Dear Diary:
Such a horrifying disaster in Minneapolis. When I heard about it I thought, oh no, not another bridge disaster. They seem to happen once in a generation. It's the realization of bad dreams experienced by many of us who never feel comfortable crossing large spans.
I've been impressed by the city's very competent officials as they discuss the latest details on television, and we're also hearing about how much help they're getting from volunteers. They all exhibit the right Minnesota stuff as exemplified in the writings of Garrison Keillor.
There's a bridge in Canada that gives me the willies every time we cross it. It's the Burlington Bridge and goes way high over water near Hamilton. Here it is and it is a beauty, but to cross it you have to drive up a very high and long ramp--like climbing up into the sky.
I found a good picture of the Burlington but I don't yet know how to insert photos here. Must learn.
Bridge disasters have taken on a mythology of their own. One of the most famous is the Tay Bridge Disaster near Dundee in Scotland in 1879. The bridge fell during a violent hurricane and an entire train fell into the river Tay estuary taking 90 victims to their deaths still in their railway cars. This was a new bridge, over two miles long, and was opened with lots of hoopla as one of the great structures of the Victorian age.
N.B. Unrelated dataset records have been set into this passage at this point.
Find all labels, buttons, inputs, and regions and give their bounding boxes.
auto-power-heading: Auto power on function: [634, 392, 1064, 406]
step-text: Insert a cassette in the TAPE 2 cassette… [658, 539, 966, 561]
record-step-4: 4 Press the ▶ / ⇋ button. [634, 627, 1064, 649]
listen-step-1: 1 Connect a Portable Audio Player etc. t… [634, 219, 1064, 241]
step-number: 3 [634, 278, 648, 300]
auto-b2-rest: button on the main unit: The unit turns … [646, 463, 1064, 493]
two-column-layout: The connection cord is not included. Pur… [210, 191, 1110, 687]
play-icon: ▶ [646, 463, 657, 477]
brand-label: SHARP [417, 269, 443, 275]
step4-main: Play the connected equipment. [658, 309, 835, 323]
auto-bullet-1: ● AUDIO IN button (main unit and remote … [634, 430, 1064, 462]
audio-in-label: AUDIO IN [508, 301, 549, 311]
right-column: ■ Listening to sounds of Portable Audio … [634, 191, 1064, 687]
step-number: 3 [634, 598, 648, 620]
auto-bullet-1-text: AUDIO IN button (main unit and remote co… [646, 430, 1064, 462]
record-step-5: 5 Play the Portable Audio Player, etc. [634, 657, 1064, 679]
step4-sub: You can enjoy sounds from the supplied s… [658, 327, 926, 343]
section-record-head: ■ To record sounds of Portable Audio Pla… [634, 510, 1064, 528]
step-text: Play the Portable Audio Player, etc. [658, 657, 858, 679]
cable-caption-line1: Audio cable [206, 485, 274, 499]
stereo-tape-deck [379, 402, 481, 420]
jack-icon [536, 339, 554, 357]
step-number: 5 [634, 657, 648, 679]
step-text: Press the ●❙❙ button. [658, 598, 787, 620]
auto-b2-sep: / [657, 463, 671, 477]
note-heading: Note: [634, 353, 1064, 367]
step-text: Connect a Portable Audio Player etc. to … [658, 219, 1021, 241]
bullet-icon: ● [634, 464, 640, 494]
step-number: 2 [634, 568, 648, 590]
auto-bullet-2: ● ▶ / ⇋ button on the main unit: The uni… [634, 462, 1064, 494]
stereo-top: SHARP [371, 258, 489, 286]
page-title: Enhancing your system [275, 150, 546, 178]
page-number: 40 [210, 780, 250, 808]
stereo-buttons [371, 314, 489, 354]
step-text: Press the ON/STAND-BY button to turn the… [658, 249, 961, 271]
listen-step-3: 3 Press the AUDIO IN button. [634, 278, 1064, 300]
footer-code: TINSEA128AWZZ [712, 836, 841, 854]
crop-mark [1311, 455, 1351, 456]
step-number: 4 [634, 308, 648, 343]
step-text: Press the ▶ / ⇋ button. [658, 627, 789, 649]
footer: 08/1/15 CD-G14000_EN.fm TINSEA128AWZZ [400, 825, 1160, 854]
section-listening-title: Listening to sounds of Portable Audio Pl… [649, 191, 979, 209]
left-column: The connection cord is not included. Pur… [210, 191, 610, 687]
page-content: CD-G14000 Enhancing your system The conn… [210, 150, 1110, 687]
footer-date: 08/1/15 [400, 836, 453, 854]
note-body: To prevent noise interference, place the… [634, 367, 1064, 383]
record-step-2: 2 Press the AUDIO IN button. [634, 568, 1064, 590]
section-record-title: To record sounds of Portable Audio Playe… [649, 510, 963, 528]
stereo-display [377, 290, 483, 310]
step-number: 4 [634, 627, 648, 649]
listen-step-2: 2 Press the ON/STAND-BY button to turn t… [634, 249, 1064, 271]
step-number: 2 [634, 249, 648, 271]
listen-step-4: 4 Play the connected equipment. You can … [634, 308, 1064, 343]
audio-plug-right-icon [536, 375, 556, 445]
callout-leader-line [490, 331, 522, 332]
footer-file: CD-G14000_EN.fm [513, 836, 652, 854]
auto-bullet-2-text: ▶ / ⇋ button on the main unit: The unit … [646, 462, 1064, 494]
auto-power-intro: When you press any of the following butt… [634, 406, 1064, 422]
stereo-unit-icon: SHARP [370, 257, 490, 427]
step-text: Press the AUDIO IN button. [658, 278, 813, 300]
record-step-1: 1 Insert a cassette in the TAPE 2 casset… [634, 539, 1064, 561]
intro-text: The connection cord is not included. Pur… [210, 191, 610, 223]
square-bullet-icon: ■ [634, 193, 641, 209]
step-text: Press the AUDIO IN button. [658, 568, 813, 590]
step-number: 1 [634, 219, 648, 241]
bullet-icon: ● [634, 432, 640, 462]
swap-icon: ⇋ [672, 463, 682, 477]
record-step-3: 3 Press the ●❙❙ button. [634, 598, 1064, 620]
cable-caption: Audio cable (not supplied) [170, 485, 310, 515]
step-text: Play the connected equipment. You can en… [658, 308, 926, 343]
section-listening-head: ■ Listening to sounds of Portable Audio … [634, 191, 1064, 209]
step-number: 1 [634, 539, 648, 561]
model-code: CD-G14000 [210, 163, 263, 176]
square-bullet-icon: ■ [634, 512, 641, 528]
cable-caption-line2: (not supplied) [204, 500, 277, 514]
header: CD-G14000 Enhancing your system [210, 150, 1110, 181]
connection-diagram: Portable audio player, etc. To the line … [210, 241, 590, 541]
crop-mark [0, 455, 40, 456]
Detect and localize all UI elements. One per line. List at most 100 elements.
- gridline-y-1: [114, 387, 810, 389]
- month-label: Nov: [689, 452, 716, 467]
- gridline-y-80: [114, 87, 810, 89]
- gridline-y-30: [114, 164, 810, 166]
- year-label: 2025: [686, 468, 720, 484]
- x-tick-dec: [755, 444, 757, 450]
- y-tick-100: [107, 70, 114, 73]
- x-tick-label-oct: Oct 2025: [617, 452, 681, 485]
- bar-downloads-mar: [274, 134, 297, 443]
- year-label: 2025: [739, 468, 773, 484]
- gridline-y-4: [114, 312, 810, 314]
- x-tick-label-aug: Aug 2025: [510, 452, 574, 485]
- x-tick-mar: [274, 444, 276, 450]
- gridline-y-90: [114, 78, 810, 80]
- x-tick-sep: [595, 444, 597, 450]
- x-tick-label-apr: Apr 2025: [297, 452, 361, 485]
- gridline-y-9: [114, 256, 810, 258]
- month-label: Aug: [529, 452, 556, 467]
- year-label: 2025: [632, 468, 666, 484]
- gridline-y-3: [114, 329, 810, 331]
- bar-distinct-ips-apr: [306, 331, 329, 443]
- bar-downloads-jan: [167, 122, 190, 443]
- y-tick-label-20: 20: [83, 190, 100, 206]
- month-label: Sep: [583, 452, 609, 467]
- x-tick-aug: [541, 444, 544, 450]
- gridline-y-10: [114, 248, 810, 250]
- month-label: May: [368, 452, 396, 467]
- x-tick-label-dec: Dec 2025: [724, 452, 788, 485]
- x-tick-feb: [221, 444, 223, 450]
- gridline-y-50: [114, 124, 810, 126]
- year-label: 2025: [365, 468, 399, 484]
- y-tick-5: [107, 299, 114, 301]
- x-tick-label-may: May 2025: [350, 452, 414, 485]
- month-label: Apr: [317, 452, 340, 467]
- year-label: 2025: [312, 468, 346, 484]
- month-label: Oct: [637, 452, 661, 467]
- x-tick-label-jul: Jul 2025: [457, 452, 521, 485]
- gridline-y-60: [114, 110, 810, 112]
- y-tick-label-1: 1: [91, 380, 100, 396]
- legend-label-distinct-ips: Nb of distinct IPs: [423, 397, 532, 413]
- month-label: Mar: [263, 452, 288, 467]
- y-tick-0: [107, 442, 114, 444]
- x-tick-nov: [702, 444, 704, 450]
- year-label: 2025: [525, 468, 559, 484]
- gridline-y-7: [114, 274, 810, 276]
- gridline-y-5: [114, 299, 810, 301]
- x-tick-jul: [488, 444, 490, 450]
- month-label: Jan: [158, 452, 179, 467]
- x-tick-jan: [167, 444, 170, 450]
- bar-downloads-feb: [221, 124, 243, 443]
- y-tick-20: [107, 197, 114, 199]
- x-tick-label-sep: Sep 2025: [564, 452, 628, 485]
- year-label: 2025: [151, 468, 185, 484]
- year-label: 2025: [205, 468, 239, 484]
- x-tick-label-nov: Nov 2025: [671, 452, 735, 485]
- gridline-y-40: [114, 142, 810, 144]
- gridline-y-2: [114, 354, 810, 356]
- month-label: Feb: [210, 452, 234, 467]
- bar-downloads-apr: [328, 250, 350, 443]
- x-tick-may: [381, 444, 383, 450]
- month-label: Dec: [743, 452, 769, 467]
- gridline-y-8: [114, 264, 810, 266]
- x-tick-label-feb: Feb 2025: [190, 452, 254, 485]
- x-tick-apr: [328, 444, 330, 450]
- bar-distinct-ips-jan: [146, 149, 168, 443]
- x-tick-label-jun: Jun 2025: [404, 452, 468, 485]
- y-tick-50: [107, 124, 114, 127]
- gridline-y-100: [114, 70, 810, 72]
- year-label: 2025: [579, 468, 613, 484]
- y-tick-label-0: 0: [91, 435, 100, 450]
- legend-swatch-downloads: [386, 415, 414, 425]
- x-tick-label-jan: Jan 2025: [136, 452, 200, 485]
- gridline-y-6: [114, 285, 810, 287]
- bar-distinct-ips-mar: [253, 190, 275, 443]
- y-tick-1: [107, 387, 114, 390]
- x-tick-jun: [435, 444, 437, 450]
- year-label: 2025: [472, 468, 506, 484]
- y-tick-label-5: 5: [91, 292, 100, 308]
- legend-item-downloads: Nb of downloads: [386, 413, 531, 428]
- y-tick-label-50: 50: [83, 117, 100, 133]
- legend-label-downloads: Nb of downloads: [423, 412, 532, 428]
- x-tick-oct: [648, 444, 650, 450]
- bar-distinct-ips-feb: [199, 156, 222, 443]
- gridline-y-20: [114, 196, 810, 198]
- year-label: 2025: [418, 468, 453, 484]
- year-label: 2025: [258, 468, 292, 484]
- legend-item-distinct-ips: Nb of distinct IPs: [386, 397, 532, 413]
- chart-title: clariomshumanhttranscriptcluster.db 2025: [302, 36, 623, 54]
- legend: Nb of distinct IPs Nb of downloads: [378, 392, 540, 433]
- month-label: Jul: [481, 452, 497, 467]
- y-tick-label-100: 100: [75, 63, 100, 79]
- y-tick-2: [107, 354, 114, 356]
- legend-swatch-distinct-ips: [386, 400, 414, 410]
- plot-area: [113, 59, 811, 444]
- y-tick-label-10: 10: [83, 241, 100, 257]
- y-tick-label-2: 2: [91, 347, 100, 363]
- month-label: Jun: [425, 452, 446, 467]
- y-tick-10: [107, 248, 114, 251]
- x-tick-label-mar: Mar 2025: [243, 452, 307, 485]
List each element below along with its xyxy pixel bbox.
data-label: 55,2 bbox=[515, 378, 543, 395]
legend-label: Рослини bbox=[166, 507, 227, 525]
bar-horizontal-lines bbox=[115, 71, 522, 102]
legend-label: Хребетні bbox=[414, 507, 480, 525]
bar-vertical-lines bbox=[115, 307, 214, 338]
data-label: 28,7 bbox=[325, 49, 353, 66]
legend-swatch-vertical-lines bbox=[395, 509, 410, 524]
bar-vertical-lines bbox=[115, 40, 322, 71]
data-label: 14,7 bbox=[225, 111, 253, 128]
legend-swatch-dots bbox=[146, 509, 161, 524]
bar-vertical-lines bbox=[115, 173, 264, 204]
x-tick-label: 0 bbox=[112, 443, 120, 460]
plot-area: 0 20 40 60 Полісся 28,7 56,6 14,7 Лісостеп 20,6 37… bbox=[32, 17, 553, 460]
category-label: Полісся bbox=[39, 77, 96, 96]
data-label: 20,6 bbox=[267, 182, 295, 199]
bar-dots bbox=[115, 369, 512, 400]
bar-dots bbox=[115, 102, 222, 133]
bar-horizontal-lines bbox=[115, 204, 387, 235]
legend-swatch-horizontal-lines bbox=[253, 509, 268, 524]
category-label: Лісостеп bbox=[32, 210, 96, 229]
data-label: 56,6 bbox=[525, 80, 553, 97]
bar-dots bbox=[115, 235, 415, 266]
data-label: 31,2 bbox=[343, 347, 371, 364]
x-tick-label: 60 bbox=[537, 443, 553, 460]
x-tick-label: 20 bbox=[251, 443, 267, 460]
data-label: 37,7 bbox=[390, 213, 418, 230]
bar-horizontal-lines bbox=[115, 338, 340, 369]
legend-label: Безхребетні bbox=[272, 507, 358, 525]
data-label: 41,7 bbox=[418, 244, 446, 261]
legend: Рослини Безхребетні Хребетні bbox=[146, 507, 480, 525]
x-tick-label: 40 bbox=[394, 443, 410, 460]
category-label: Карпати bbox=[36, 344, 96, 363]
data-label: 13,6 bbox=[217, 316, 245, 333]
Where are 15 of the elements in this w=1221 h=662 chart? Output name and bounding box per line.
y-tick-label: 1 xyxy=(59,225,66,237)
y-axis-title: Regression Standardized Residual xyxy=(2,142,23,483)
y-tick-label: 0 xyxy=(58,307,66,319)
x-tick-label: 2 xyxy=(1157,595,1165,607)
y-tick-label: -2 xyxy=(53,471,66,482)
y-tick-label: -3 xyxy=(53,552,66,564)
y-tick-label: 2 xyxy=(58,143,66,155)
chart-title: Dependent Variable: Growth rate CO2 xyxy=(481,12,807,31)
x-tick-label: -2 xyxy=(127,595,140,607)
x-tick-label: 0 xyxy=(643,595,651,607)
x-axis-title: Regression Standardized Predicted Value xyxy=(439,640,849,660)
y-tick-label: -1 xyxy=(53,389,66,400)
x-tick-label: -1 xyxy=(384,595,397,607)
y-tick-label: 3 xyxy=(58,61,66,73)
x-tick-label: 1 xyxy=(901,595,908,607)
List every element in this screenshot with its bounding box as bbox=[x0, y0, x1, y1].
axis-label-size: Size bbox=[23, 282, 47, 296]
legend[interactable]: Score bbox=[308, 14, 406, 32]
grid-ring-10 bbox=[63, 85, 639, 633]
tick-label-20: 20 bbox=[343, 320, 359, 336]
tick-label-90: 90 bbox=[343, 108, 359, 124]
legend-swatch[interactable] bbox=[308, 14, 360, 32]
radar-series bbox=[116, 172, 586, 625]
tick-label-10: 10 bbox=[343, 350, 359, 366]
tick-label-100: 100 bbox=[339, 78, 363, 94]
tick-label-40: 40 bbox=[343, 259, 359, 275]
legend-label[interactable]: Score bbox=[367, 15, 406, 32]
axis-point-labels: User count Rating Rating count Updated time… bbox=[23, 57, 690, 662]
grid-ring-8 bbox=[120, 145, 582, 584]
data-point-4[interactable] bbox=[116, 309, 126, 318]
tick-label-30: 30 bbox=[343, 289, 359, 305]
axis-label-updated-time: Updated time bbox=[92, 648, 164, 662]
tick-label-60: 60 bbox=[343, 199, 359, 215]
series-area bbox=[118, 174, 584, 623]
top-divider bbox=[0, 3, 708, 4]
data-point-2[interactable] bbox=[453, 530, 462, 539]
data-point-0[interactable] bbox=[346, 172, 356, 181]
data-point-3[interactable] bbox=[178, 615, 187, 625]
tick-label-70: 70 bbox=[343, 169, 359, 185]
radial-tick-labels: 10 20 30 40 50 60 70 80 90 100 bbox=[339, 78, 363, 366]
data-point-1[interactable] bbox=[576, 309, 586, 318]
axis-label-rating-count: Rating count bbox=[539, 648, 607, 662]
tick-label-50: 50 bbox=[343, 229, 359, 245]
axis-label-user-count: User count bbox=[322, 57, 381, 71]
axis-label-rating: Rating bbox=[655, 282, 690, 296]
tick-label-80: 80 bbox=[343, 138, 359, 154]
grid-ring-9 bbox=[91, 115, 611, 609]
It lasted about a year
Oddles of websites. The attached shows how the media told the story in 1880. Surprisingly similar in spite of having to use drawings instead of photography/. Here's the link:
http://www.dundeecity.gov.uk/disaster/main.htm.
A bad poet wrote an epic poem. Here are the first lines:
Beautiful Railway Bridge of the Silv’ry Tay!
Alas! I am very sorry to say
That ninety lives have been taken away,
On the last Sabbath day of 1879
Which will be remember'd for a very long time.
Then there's The Bridge at St. Luis Rey by Thornton Wilder. But that's fiction.